The Asian Football Confederation (AFC) prize is a prime example. Abdulrahman, the United Arab Emirates playmaker, is the current holder of the title. A year on, he is back on the three-man shortlist for the 2017 award along with Omar Khribin of Al-Hilal and Syria (pictured right), and Wu Lei of China and Shanghai SIPG.
He should not be there on the back of his performances this year.
Abdulrahman can lay claim to being the most talented player in the whole continent. There is no need to go over the reasons why again. More has been written about the Al-Ain man than any other Asian player in history who has never played outside Asia.
Just because he is the most talented — or is widely regarded as such — does not mean that he is always the top dog in any given year. The Beatles are regarded by many as the best band in history but still burped out Yellow Submarine and Ob-La-Di, Ob-La-Da. George Lucas made Star Wars but was also responsible for The Phantom Menace.
Abdulrahman has never reached such lows, but 2017 has not been a vintage year for the player. It could have, should have, been his best ever, but in the end it was merely good rather than great.
His club form has been somewhere in between. Al-Ain had a relatively disappointing 2016-17 season by their own high standards, finishing fourth.
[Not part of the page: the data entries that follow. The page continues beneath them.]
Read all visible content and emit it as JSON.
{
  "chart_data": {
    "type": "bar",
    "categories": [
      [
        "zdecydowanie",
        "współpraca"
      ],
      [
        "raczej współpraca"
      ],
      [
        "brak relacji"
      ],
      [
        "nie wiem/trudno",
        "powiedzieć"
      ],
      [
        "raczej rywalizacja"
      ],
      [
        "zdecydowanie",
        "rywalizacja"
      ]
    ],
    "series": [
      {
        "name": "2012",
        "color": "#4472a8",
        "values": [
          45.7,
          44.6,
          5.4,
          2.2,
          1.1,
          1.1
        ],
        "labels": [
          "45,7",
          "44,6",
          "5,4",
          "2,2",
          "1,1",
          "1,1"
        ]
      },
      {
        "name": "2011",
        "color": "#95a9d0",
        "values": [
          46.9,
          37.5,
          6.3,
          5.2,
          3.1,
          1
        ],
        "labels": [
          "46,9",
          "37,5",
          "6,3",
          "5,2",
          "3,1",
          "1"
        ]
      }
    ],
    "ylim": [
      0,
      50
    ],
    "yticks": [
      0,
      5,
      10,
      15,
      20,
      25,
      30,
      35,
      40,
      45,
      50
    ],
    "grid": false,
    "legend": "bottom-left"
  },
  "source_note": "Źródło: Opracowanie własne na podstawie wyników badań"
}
In the 2017 AFC Champions League, the 26-year-old was one of the standouts playing a major part of the drive to the last eight. That is where the run ended however. For a club like Al-Ain, the last eight is the minimum of continental targets. Losing 3-0 to Al-Hilal was a major disappointment, and in the second leg the Riyadh-born creator was second best to the Saudi midfielders on display. 
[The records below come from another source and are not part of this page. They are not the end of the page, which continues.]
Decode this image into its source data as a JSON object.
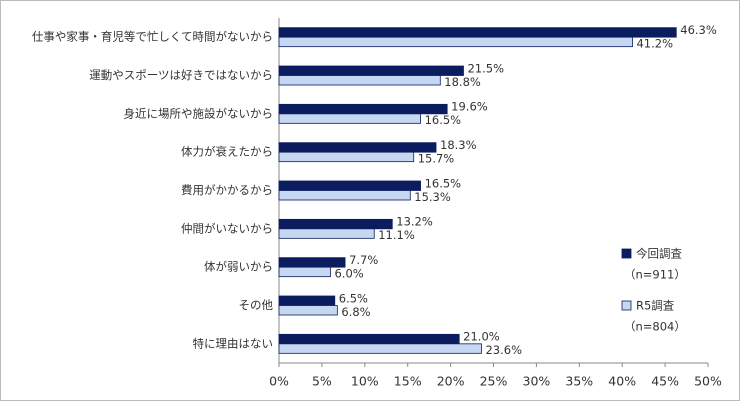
{
  "chart_data": {
    "type": "hbar",
    "categories": [
      "仕事や家事・育児等で忙しくて時間がないから",
      "運動やスポーツは好きではないから",
      "身近に場所や施設がないから",
      "体力が衰えたから",
      "費用がかかるから",
      "仲間がいないから",
      "体が弱いから",
      "その他",
      "特に理由はない"
    ],
    "series": [
      {
        "name": "今回調査",
        "legend_note": "（n=911）",
        "color": "#0b1d5e",
        "values": [
          46.3,
          21.5,
          19.6,
          18.3,
          16.5,
          13.2,
          7.7,
          6.5,
          21.0
        ],
        "value_labels": [
          "46.3%",
          "21.5%",
          "19.6%",
          "18.3%",
          "16.5%",
          "13.2%",
          "7.7%",
          "6.5%",
          "21.0%"
        ]
      },
      {
        "name": "R5調査",
        "legend_note": "（n=804）",
        "color": "#c6d7f1",
        "values": [
          41.2,
          18.8,
          16.5,
          15.7,
          15.3,
          11.1,
          6.0,
          6.8,
          23.6
        ],
        "value_labels": [
          "41.2%",
          "18.8%",
          "16.5%",
          "15.7%",
          "15.3%",
          "11.1%",
          "6.0%",
          "6.8%",
          "23.6%"
        ]
      }
    ],
    "xlim": [
      0,
      50
    ],
    "xticks": [
      {
        "value": 0,
        "label": "0%"
      },
      {
        "value": 5,
        "label": "5%"
      },
      {
        "value": 10,
        "label": "10%"
      },
      {
        "value": 15,
        "label": "15%"
      },
      {
        "value": 20,
        "label": "20%"
      },
      {
        "value": 25,
        "label": "25%"
      },
      {
        "value": 30,
        "label": "30%"
      },
      {
        "value": 35,
        "label": "35%"
      },
      {
        "value": 40,
        "label": "40%"
      },
      {
        "value": 45,
        "label": "45%"
      },
      {
        "value": 50,
        "label": "50%"
      }
    ]
  }
}
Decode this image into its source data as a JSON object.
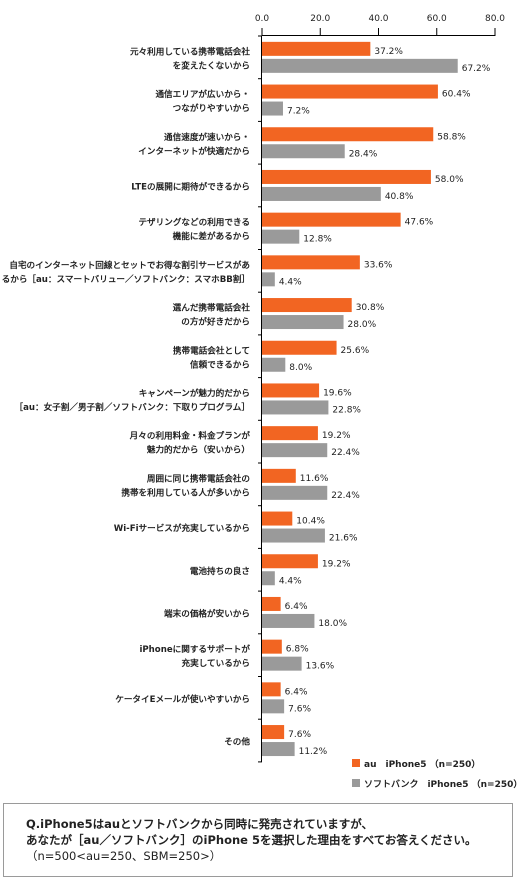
{
  "colors": {
    "au": "#f26522",
    "softbank": "#9a9a9a",
    "axis": "#000000"
  },
  "chart_data": {
    "type": "bar",
    "orientation": "horizontal",
    "xlim": [
      0,
      80
    ],
    "ticks": [
      "0.0",
      "20.0",
      "40.0",
      "60.0",
      "80.0"
    ],
    "categories": [
      [
        "元々利用している携帯電話会社",
        "を変えたくないから"
      ],
      [
        "通信エリアが広いから・",
        "つながりやすいから"
      ],
      [
        "通信速度が速いから・",
        "インターネットが快適だから"
      ],
      [
        "LTEの展開に期待ができるから"
      ],
      [
        "テザリングなどの利用できる",
        "機能に差があるから"
      ],
      [
        "自宅のインターネット回線とセットでお得な割引サービスがあ",
        "るから［au：スマートバリュー／ソフトバンク：スマホBB割］"
      ],
      [
        "選んだ携帯電話会社",
        "の方が好きだから"
      ],
      [
        "携帯電話会社として",
        "信頼できるから"
      ],
      [
        "キャンペーンが魅力的だから",
        "［au：女子割／男子割／ソフトバンク：下取りプログラム］"
      ],
      [
        "月々の利用料金・料金プランが",
        "魅力的だから（安いから）"
      ],
      [
        "周囲に同じ携帯電話会社の",
        "携帯を利用している人が多いから"
      ],
      [
        "Wi-Fiサービスが充実しているから"
      ],
      [
        "電池持ちの良さ"
      ],
      [
        "端末の価格が安いから"
      ],
      [
        "iPhoneに関するサポートが",
        "充実しているから"
      ],
      [
        "ケータイEメールが使いやすいから"
      ],
      [
        "その他"
      ]
    ],
    "series": [
      {
        "name": "au　iPhone5 （n=250）",
        "values": [
          37.2,
          60.4,
          58.8,
          58.0,
          47.6,
          33.6,
          30.8,
          25.6,
          19.6,
          19.2,
          11.6,
          10.4,
          19.2,
          6.4,
          6.8,
          6.4,
          7.6
        ],
        "labels": [
          "37.2%",
          "60.4%",
          "58.8%",
          "58.0%",
          "47.6%",
          "33.6%",
          "30.8%",
          "25.6%",
          "19.6%",
          "19.2%",
          "11.6%",
          "10.4%",
          "19.2%",
          "6.4%",
          "6.8%",
          "6.4%",
          "7.6%"
        ]
      },
      {
        "name": "ソフトバンク　iPhone5 （n=250）",
        "values": [
          67.2,
          7.2,
          28.4,
          40.8,
          12.8,
          4.4,
          28.0,
          8.0,
          22.8,
          22.4,
          22.4,
          21.6,
          4.4,
          18.0,
          13.6,
          7.6,
          11.2
        ],
        "labels": [
          "67.2%",
          "7.2%",
          "28.4%",
          "40.8%",
          "12.8%",
          "4.4%",
          "28.0%",
          "8.0%",
          "22.8%",
          "22.4%",
          "22.4%",
          "21.6%",
          "4.4%",
          "18.0%",
          "13.6%",
          "7.6%",
          "11.2%"
        ]
      }
    ],
    "legend_position": "bottom-right",
    "grid": false
  },
  "question": {
    "line1": "Q.iPhone5はauとソフトバンクから同時に発売されていますが、",
    "line2": "あなたが［au／ソフトバンク］のiPhone 5を選択した理由をすべてお答えください。",
    "line3": "（n=500<au=250、SBM=250>）"
  }
}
The path to Bangkok,  where this year’s award will be presented at the end of November, runs alongside the road to Russia. The man known as “Amoory” was not at his best this year during qualification for the World Cup, even if something similar could be said for the UAE team in general. The Whites started the third and crucial round very well with a 2-1 win over Japan in Saitama in September 2016. By the end of last year, UAE were sitting in a decent position with nine points from their first five games.
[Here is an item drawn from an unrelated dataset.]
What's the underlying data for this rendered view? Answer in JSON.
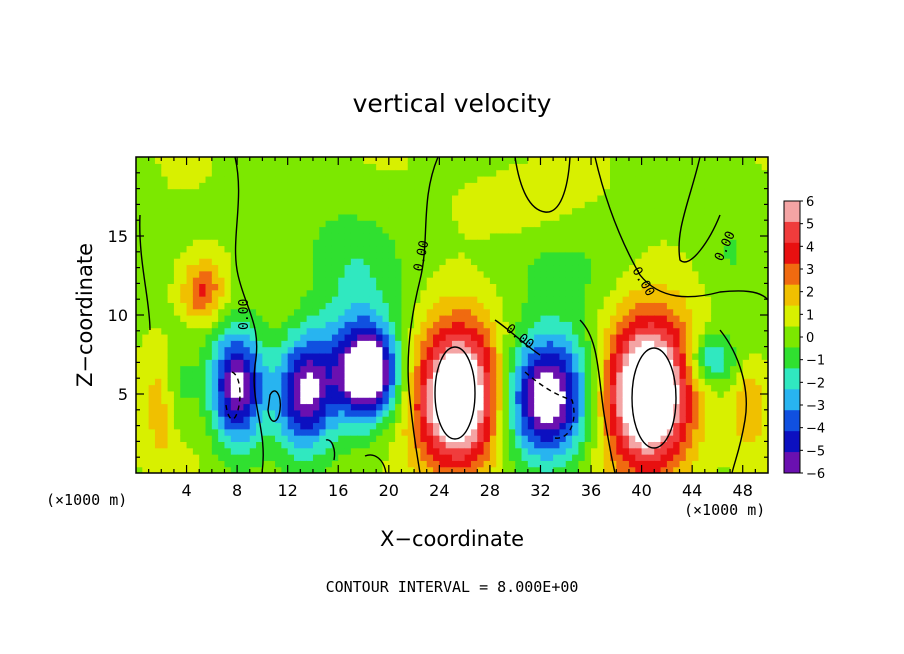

The next five, all played this year, brought just four points. In March, there were two games that were always going to give the team a major shove toward Moscow or ensure that dreams of a busy summer were all but dashed.
In the space of five days, UAE hosted Japan and then traveled to Australia. If those two games had ended in victory, then the nation and its star would be looking forward to a first appearance on the global stage since 1990. Even four points would have made things very interesting.
It was always a big ask against two of Asia’s best teams but it is exactly then, when the pressure is on, that the stars have to step forward.
Abdulrahman didn’t. In both games he had little impact. There had been plenty of hype in the media in both Tokyo and Sydney about the need to stop the reigning Asian Player of the Year. And stopped he was, just like he was in the 2016 Asian Champions League when Al-Ain lost to Jeonbuk Motors in the final.
Such big games don’t only mean the difference between going to a World Cup and staying home, or lifting a trophy and throwing a loser’s medal into the bin, they also forge reputations.
This year Abdulrahman has been found wanting when his skills have really been needed. In terms of overall talent, he may still be Asia’s No. 1, but in terms of 2017 performances, he should not have made the top three.